Famous last words of "I feel like this 100 proof nonsense is a sham" were spoken before the pouring of last cocktails and slipping into a part of the night that is not in my memory. I remember dancing to Wu Tang, by myself, in my backyard, and listening to "When the Levee Breaks" in my brother's car while he smoked a bowl. You could probably write the scene for a movie about white trash suburbanites trying to get their kicks in this world based off when my brother and I hang out. I have to say that you could base a scene for a movie off of it because I'm too proud to just say that that's what we are.
So I spent the day mildly hungover and feeling fat/bloated, but having the inability to stop eating. It was one of those insatiable hangovers where once you realize you're hungry, you realize you are REALLY FUCKING HUNGRY, and if you don't eat now, the world might end. You don't care what it is or the fact that you are "on a diet," you just fucking grub. And thats what I did today. I feel all soft in the middle, but I'm pretty sure I'm about to eat a cookie.

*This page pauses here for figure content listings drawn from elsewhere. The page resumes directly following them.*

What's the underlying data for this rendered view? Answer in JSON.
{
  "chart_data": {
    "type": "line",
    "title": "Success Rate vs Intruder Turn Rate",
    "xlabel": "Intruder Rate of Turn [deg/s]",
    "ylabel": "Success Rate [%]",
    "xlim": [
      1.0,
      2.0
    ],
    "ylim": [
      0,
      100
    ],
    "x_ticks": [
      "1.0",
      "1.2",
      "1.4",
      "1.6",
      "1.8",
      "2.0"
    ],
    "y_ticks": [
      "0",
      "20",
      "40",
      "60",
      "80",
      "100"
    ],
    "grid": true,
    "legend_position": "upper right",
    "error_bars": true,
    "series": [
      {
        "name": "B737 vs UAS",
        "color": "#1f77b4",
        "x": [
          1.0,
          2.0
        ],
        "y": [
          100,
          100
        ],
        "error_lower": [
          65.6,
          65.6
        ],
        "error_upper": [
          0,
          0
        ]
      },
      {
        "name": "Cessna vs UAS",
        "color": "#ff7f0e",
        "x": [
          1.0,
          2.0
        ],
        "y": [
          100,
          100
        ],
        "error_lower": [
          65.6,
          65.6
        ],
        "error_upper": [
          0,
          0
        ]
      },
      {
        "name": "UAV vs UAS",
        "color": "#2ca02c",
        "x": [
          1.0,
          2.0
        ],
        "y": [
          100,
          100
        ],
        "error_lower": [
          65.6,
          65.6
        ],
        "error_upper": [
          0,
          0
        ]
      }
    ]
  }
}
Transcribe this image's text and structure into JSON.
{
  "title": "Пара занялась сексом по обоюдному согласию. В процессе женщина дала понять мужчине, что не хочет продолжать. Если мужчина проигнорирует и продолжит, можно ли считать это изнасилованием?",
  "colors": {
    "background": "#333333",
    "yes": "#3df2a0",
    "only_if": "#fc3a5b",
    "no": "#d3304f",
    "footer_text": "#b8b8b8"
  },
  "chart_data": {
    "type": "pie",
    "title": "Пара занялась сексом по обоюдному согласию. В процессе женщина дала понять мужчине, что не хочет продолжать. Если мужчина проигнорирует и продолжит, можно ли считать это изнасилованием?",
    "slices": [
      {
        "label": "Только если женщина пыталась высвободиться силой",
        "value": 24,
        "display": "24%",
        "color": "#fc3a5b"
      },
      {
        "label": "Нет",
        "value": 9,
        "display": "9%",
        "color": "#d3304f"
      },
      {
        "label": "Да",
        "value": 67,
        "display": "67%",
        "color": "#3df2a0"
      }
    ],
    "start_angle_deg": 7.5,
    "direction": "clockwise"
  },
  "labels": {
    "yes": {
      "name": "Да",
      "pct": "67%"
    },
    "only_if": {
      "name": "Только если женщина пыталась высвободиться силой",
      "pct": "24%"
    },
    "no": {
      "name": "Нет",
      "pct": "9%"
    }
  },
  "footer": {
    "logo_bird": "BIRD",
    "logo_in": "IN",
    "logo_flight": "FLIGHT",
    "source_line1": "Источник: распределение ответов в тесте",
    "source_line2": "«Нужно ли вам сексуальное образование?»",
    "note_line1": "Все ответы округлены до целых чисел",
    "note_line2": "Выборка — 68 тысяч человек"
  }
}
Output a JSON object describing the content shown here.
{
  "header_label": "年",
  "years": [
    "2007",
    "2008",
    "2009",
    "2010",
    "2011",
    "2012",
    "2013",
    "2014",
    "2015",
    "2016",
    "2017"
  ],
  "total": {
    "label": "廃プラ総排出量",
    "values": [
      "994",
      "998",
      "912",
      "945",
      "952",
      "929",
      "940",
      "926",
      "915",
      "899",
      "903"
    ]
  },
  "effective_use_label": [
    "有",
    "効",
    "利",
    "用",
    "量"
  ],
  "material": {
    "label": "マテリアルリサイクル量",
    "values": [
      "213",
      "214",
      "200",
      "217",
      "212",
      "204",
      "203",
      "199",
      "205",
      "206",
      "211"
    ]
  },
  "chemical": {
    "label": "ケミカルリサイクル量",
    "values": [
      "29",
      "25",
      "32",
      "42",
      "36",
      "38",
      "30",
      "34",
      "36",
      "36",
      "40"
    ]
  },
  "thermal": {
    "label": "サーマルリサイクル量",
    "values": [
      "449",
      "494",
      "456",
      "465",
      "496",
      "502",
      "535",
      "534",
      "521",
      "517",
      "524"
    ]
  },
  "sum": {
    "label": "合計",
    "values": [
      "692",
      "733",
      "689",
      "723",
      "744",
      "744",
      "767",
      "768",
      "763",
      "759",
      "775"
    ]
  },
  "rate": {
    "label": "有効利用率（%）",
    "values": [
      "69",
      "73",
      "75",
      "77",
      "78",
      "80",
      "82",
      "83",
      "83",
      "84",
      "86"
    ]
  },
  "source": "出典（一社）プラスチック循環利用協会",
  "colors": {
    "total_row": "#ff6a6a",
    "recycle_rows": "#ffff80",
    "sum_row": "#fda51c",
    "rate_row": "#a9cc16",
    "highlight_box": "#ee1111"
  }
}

Now for some awkward bitching:
I went to my childhood/lifelong surf break today and it felt weird. The waves were like stop-and-go traffic and the crowed was full of cocky kooks in a multitude of levels. Its so awkward when people you know don't say "hi" to you, or aren't as friendly with you as they were at another point in time. Its like "bro, we've gotten drunk together before" or "Um, we're friends on facebook. You know who I am and vice versa. Does that not warrant a greeting? No? Okay, you're a d-bag." But of course I would never say that, I just look at them for awhile, wait for them to glance over and pull some "Oh hey! I didn't see you!" bit, but they don't. So weird, how people function. Such weirdos, the lot of em.
What is the difference between this and livejournal?